Bundesliga

Hertha BSC vor dem Showdown

Der Klub steht nicht nur sportlich vor entscheidenden Tagen

Hertha BSC vor dem Showdown

Schwört sein Team auf Dortmund ein: Felix Magath.

Schwört sein Team auf Dortmund ein: Felix Magath. IMAGO/Matthias Koch

4200 Hertha-Fans werden ihre Mannschaft am Samstag im Spiel bei Borussia Dortmund unterstützen. Beim Vizemeister wollen die Berliner nach zwei vergebenen Matchbällen (1:1 in Bielefeld, 1:2 gegen Mainz) den für die eigene Rettung fehlenden Punkt einfahren. Gelingt das, kann ihnen egal sein, was Konkurrent VfB Stuttgart zur selben Zeit gegen den 1. FC Köln zustande bringt. Den am vergangenen Wochenende kassierten Nackenschlag, als am Samstag das eigene Heimspiel gegen Mainz in Vortrag und Resultat missriet und tags darauf die Stuttgarter aus München einen Punkt entführten, glaubt Felix Magath bewältigt.

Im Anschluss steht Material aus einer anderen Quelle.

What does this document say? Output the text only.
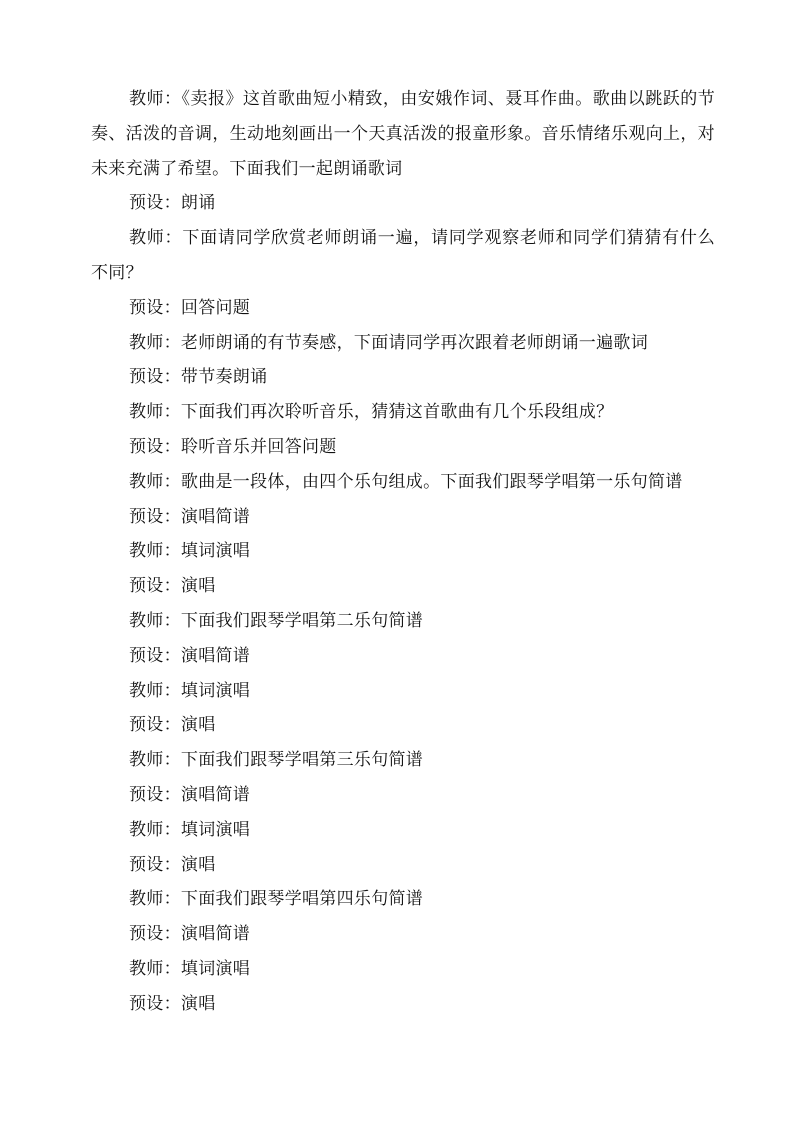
教师：《卖报》这首歌曲短小精致，由安娥作词、聂耳作曲。歌曲以跳跃的节奏、活泼的音调，生动地刻画出一个天真活泼的报童形象。音乐情绪乐观向上，对未来充满了希望。下面我们一起朗诵歌词

预设：朗诵

教师：下面请同学欣赏老师朗诵一遍，请同学观察老师和同学们猜猜有什么不同？

预设：回答问题

教师：老师朗诵的有节奏感，下面请同学再次跟着老师朗诵一遍歌词

预设：带节奏朗诵

教师：下面我们再次聆听音乐，猜猜这首歌曲有几个乐段组成？

预设：聆听音乐并回答问题

教师：歌曲是一段体，由四个乐句组成。下面我们跟琴学唱第一乐句简谱

预设：演唱简谱

教师：填词演唱

预设：演唱

教师：下面我们跟琴学唱第二乐句简谱

预设：演唱简谱

教师：填词演唱

预设：演唱

教师：下面我们跟琴学唱第三乐句简谱

预设：演唱简谱

教师：填词演唱

预设：演唱

教师：下面我们跟琴学唱第四乐句简谱

预设：演唱简谱

教师：填词演唱

预设：演唱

"Wir waren natürlich enttäuscht, denn wir waren knapp davor. Es haben nur ein paar Minuten gefehlt, um den Klassenerhalt zu realisieren", sagt der Trainer. "Aber wir haben darüber geredet und uns nochmal klargemacht, dass wir auf einem guten Weg sind und unsere Leistung abliefern und auch gegen bessere Mannschaften dagegenhalten. Von daher haben wir jetzt wieder die Stimmung, dass wir uns zutrauen, auch in Dortmund etwas zu erreichen. Mit dieser Gewissheit, dass wir das können, fahren wir auch dahin."

Immerhin: In zwei der vergangenen fünf Hertha-Gastspiele beim BVB konnte der Außenseiter punkten (2:2 im Oktober 2018, 1:1 im Oktober 2016). Beim bislang letzten Hertha-Sieg in Dortmund - drei Tage vor Heiligabend 2013 (2:1 für Hertha) - wuchs der damals weithin unbekannte 18-jährige Torhüter Marius Gersbeck (seit 2019 beim Karlsruher SC) bei seinem Bundesliga-Debüt über sich hinaus. Auch Magath braucht am Samstag in Marcel Lotka einen starken Torhüter und eine zupackende Mannschaft.

Atmosphäre war zu relaxed in Berlin

Vor Wochenfrist gegen Mainz fehlte seiner Elf die Spannkraft, mancher Profi wähnte sich womöglich schon gerettet. "Die Atmosphäre war letzte Woche sehr relaxed", sagt Magath. "Dieser Atmosphäre kann sich ein Spieler nicht entziehen. Das hat dazu geführt, dass wir nicht ganz so intensiv bei der Sache waren wie 14 Tage vorher. Unsere Situation ist jetzt nicht mehr ganz so komfortabel. Wir sind nicht Favorit, sondern der Außenseiter. Die Anspannung ist groß, aber das ist eine Anspannung, die wir brauchen."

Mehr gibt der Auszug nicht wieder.